4. The communication scheduling method based on PON physical layer sequential aggregation according to claim 3, characterized in that, In S65, after the logical fragmentation of the target network terminal device (NTD) is completed and aggregated sequentially on the backup target, if the aggregation result needs to be transmitted from the current optical line terminal (OLT) to the parent domain, the cross-domain overflow requirement is marked, whitelist conversion and size verification are performed on the aggregation result, and an overflow audit record containing the current time, the current OLT identifier, the converted data and the parent domain target address is generated. This record is then appended to the chained audit record set, and the converted data is transmitted to the parent domain target address.

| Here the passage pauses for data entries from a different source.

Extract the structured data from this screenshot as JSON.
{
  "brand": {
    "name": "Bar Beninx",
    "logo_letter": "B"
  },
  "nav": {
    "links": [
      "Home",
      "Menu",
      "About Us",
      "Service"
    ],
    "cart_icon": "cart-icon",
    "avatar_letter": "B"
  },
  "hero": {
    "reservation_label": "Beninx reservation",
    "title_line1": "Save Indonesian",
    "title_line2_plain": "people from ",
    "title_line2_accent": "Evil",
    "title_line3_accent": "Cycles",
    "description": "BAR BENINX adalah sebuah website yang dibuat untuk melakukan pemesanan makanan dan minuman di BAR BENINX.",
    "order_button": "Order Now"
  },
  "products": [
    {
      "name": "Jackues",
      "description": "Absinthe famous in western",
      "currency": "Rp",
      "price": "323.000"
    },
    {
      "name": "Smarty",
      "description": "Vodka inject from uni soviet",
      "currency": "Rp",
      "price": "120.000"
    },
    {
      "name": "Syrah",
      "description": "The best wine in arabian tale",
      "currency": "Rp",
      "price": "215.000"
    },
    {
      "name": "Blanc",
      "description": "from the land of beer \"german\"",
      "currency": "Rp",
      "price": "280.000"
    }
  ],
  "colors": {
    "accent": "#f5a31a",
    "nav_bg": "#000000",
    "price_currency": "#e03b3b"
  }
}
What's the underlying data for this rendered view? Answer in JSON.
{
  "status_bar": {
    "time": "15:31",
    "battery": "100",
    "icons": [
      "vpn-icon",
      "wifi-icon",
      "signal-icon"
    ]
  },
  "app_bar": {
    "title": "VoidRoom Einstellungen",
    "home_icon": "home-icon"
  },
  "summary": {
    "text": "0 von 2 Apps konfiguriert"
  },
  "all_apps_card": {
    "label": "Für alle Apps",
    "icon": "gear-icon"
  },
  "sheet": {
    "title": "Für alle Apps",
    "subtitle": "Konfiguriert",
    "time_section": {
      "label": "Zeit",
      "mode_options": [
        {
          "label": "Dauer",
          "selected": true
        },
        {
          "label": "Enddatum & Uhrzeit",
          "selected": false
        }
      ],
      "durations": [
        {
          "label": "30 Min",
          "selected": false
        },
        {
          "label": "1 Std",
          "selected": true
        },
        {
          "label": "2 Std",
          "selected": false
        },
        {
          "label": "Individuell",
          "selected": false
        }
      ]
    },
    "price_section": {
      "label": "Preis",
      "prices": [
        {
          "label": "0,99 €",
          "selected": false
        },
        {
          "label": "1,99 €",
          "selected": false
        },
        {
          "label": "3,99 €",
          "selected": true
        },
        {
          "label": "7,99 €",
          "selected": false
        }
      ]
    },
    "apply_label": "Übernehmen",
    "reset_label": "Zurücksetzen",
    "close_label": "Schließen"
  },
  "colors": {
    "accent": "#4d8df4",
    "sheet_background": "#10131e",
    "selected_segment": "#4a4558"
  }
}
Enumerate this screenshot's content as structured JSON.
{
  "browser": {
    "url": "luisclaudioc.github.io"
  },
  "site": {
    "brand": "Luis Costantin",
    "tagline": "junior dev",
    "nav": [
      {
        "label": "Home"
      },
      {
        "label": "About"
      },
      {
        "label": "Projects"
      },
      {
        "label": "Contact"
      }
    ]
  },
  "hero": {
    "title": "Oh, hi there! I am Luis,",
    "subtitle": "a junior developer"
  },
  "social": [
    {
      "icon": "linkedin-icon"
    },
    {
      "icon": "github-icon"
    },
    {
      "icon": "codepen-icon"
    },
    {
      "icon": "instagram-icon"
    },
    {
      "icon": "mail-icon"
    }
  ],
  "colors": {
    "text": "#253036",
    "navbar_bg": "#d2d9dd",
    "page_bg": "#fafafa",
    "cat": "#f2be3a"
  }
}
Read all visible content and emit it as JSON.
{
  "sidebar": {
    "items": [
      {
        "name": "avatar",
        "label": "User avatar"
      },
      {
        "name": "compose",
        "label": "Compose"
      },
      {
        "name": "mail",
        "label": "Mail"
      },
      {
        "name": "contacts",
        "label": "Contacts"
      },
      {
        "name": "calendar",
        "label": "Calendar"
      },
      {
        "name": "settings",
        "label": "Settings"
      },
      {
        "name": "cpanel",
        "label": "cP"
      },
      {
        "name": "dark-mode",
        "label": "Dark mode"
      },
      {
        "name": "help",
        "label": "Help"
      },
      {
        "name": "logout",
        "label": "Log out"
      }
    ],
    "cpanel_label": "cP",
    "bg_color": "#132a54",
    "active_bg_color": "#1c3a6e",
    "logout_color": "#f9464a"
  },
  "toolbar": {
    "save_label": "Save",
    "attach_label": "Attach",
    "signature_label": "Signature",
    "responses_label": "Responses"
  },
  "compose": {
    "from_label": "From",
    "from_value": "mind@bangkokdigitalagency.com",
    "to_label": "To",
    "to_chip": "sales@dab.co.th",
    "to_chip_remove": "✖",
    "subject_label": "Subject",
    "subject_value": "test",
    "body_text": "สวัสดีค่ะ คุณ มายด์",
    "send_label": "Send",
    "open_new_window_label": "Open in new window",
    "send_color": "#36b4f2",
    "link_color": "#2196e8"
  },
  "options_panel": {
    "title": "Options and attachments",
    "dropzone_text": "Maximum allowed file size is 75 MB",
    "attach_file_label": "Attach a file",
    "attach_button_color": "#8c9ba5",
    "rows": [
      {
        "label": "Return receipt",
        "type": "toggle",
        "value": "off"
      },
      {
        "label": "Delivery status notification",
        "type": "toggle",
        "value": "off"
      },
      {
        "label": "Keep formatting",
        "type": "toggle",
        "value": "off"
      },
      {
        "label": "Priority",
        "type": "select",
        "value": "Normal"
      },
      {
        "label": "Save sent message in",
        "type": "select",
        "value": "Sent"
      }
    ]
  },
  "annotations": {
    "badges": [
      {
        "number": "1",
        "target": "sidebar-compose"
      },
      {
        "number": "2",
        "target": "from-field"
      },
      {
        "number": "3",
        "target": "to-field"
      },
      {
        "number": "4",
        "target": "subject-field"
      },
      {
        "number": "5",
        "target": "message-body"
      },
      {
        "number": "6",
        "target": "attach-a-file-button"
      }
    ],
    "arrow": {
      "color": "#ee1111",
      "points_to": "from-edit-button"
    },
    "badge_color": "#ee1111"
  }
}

5. A PON-based physical layer sequential aggregation communication scheduling system, implemented based on the PON-based physical layer sequential aggregation communication scheduling method according to any one of claims 1 to 4, characterized in that, include: The physical-logical isomorphic mapping module is used to construct the physical network graph of the optical distribution network (ODN), divide the physical node set in the physical network graph into computing power collaborative clusters (PON-Cluster), and establish a physical-logical isomorphic mapping from the logical topology graph of the distributed inference task to the physical network graph to obtain the target network terminal device (NTD). The task distribution module is used to generate logical fragments for the distributed inference tasks to be processed, determine the expected aggregation order of the logical fragments, and distribute each logical fragment to the corresponding target network terminal device (NTD). The panoramic ledger construction module is used to periodically embed an in-band real-time state vector into the extended XGEM frame header of each target network terminal device (NTD) during execution and send it to the optical line terminal (OLT) to construct a dynamic panoramic ledger. The reverse scheduling module is used on the optical line terminal (OLT) to predict the completion time of each logical segment based on the dynamic panoramic ledger, and generate an authorization window sequence that satisfies phase-locked loop and in-order constraints. The authorization execution module is used to broadcast the authorization window sequence to all target network terminal devices (NTDs). Each target network terminal device (NTD) uploads its logical fragment execution results within the settings of the corresponding authorization window and records the actual logical fragment order that arrives at the aggregation point. The audit module is used to generate and store audit records in each scheduling cycle of the optical line terminal (OLT) based on the logical fragmentation order of actual arrival at the aggregation point.